All the musical greats have performed in Las Vegas, from the King himself, Elvis Presley, to Jennifer Lopez whose residency started in 2016. Now, check out the best musical venues according to London’s The Guardian:
Gambling isn’t the only sport in Las Vegas. Some of the most memorable sporting events were held in the city. The MGM Grand hosted the 2009 fight between Manny Pacquiao and Ricky Hatton, drawing a crowd of more than 16,000. The TPC at Summerlin hosts the Shriners Hospitals for Children Open, a golf competition where the likes of Tiger Woods play. Caesars Palace once held a Formula One auto race, the world’s most popular racing contest.

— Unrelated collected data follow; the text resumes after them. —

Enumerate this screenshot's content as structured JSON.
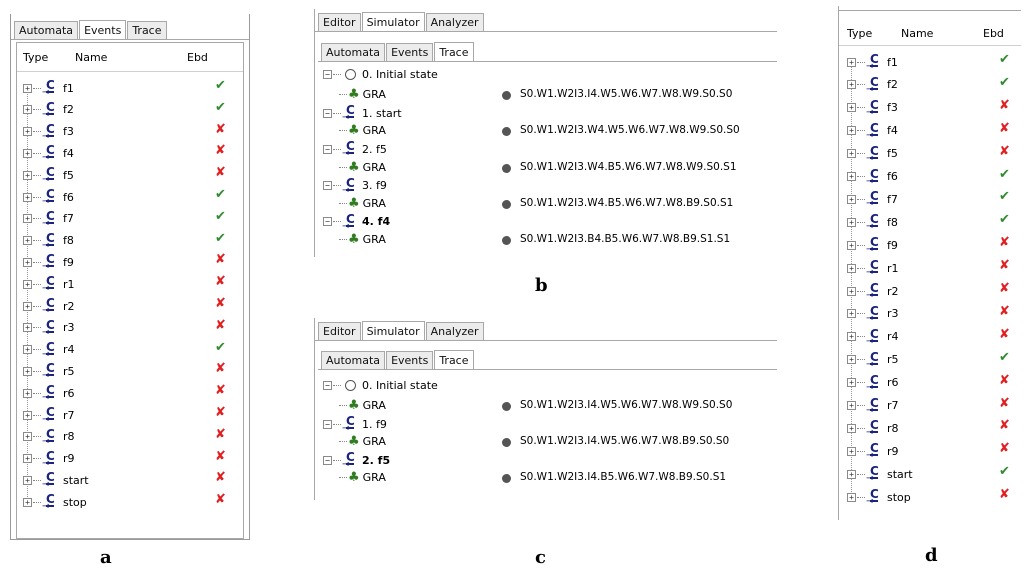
{
  "labels": {
    "a": "a",
    "b": "b",
    "c": "c",
    "d": "d"
  },
  "panel_a": {
    "tabs": [
      "Automata",
      "Events",
      "Trace"
    ],
    "active_tab": "Events",
    "columns": {
      "type": "Type",
      "name": "Name",
      "ebd": "Ebd"
    },
    "events": [
      {
        "name": "f1",
        "ebd": true
      },
      {
        "name": "f2",
        "ebd": true
      },
      {
        "name": "f3",
        "ebd": false
      },
      {
        "name": "f4",
        "ebd": false
      },
      {
        "name": "f5",
        "ebd": false
      },
      {
        "name": "f6",
        "ebd": true
      },
      {
        "name": "f7",
        "ebd": true
      },
      {
        "name": "f8",
        "ebd": true
      },
      {
        "name": "f9",
        "ebd": false
      },
      {
        "name": "r1",
        "ebd": false
      },
      {
        "name": "r2",
        "ebd": false
      },
      {
        "name": "r3",
        "ebd": false
      },
      {
        "name": "r4",
        "ebd": true
      },
      {
        "name": "r5",
        "ebd": false
      },
      {
        "name": "r6",
        "ebd": false
      },
      {
        "name": "r7",
        "ebd": false
      },
      {
        "name": "r8",
        "ebd": false
      },
      {
        "name": "r9",
        "ebd": false
      },
      {
        "name": "start",
        "ebd": false
      },
      {
        "name": "stop",
        "ebd": false
      }
    ]
  },
  "panel_b": {
    "top_tabs": [
      "Editor",
      "Simulator",
      "Analyzer"
    ],
    "sub_tabs": [
      "Automata",
      "Events",
      "Trace"
    ],
    "rows": [
      {
        "kind": "initial",
        "label": "0. Initial state"
      },
      {
        "kind": "gra",
        "label": "GRA",
        "state": "S0.W1.W2I3.I4.W5.W6.W7.W8.W9.S0.S0"
      },
      {
        "kind": "event",
        "label": "1. start",
        "bold": false
      },
      {
        "kind": "gra",
        "label": "GRA",
        "state": "S0.W1.W2I3.W4.W5.W6.W7.W8.W9.S0.S0"
      },
      {
        "kind": "event",
        "label": "2. f5",
        "bold": false
      },
      {
        "kind": "gra",
        "label": "GRA",
        "state": "S0.W1.W2I3.W4.B5.W6.W7.W8.W9.S0.S1"
      },
      {
        "kind": "event",
        "label": "3. f9",
        "bold": false
      },
      {
        "kind": "gra",
        "label": "GRA",
        "state": "S0.W1.W2I3.W4.B5.W6.W7.W8.B9.S0.S1"
      },
      {
        "kind": "event",
        "label": "4. f4",
        "bold": true
      },
      {
        "kind": "gra",
        "label": "GRA",
        "state": "S0.W1.W2I3.B4.B5.W6.W7.W8.B9.S1.S1"
      }
    ]
  },
  "panel_c": {
    "top_tabs": [
      "Editor",
      "Simulator",
      "Analyzer"
    ],
    "sub_tabs": [
      "Automata",
      "Events",
      "Trace"
    ],
    "rows": [
      {
        "kind": "initial",
        "label": "0. Initial state"
      },
      {
        "kind": "gra",
        "label": "GRA",
        "state": "S0.W1.W2I3.I4.W5.W6.W7.W8.W9.S0.S0"
      },
      {
        "kind": "event",
        "label": "1. f9",
        "bold": false
      },
      {
        "kind": "gra",
        "label": "GRA",
        "state": "S0.W1.W2I3.I4.W5.W6.W7.W8.B9.S0.S0"
      },
      {
        "kind": "event",
        "label": "2. f5",
        "bold": true
      },
      {
        "kind": "gra",
        "label": "GRA",
        "state": "S0.W1.W2I3.I4.B5.W6.W7.W8.B9.S0.S1"
      }
    ]
  },
  "panel_d": {
    "columns": {
      "type": "Type",
      "name": "Name",
      "ebd": "Ebd"
    },
    "events": [
      {
        "name": "f1",
        "ebd": true
      },
      {
        "name": "f2",
        "ebd": true
      },
      {
        "name": "f3",
        "ebd": false
      },
      {
        "name": "f4",
        "ebd": false
      },
      {
        "name": "f5",
        "ebd": false
      },
      {
        "name": "f6",
        "ebd": true
      },
      {
        "name": "f7",
        "ebd": true
      },
      {
        "name": "f8",
        "ebd": true
      },
      {
        "name": "f9",
        "ebd": false
      },
      {
        "name": "r1",
        "ebd": false
      },
      {
        "name": "r2",
        "ebd": false
      },
      {
        "name": "r3",
        "ebd": false
      },
      {
        "name": "r4",
        "ebd": false
      },
      {
        "name": "r5",
        "ebd": true
      },
      {
        "name": "r6",
        "ebd": false
      },
      {
        "name": "r7",
        "ebd": false
      },
      {
        "name": "r8",
        "ebd": false
      },
      {
        "name": "r9",
        "ebd": false
      },
      {
        "name": "start",
        "ebd": true
      },
      {
        "name": "stop",
        "ebd": false
      }
    ]
  },
  "glyphs": {
    "check": "✔",
    "cross": "✘",
    "plus": "+",
    "minus": "−",
    "c": "C",
    "arrow": "→",
    "tree": "♣"
  },
  "colors": {
    "check": "#2e8b2e",
    "cross": "#e02020",
    "event_icon": "#1a237e",
    "tree_icon": "#2f7d1e"
  }
}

Las Vegas isn’t just for adults. It has attractions for kids, too. Adventure Canyon at Buffalo Bill’s makes children giddy with its cleverly constructed water rides. Adventuredome at Circus Circus is a 5-acre indoor theme park that can be a venue for your child’s birthday. The Aquarium at the Silverton Hotel is where you can look at 4,000 fish in all their aquatic glory, and it’s open 24 hours a day. The roller coaster at New York-New York replicates the iconic sights of the Big Apple as a backdrop for a shriek-all-you-can rollercoaster ride.
The bus is the most reliable means of transportation to take you around Las Vegas.
There are 3,000 taxicabs within the strip, and a taxi ride can be affordable if you travel with a group.
Union Pacific Railroad provides rail service to the city.
McCarran International Airport is the major commercial airport. It covers both domestic and international flights.
“Las Vegas looks the way you’d imagine heaven must look at night,” Fight Club author Chuck Palahniuk once wrote of this city. Heaven must also be this fun.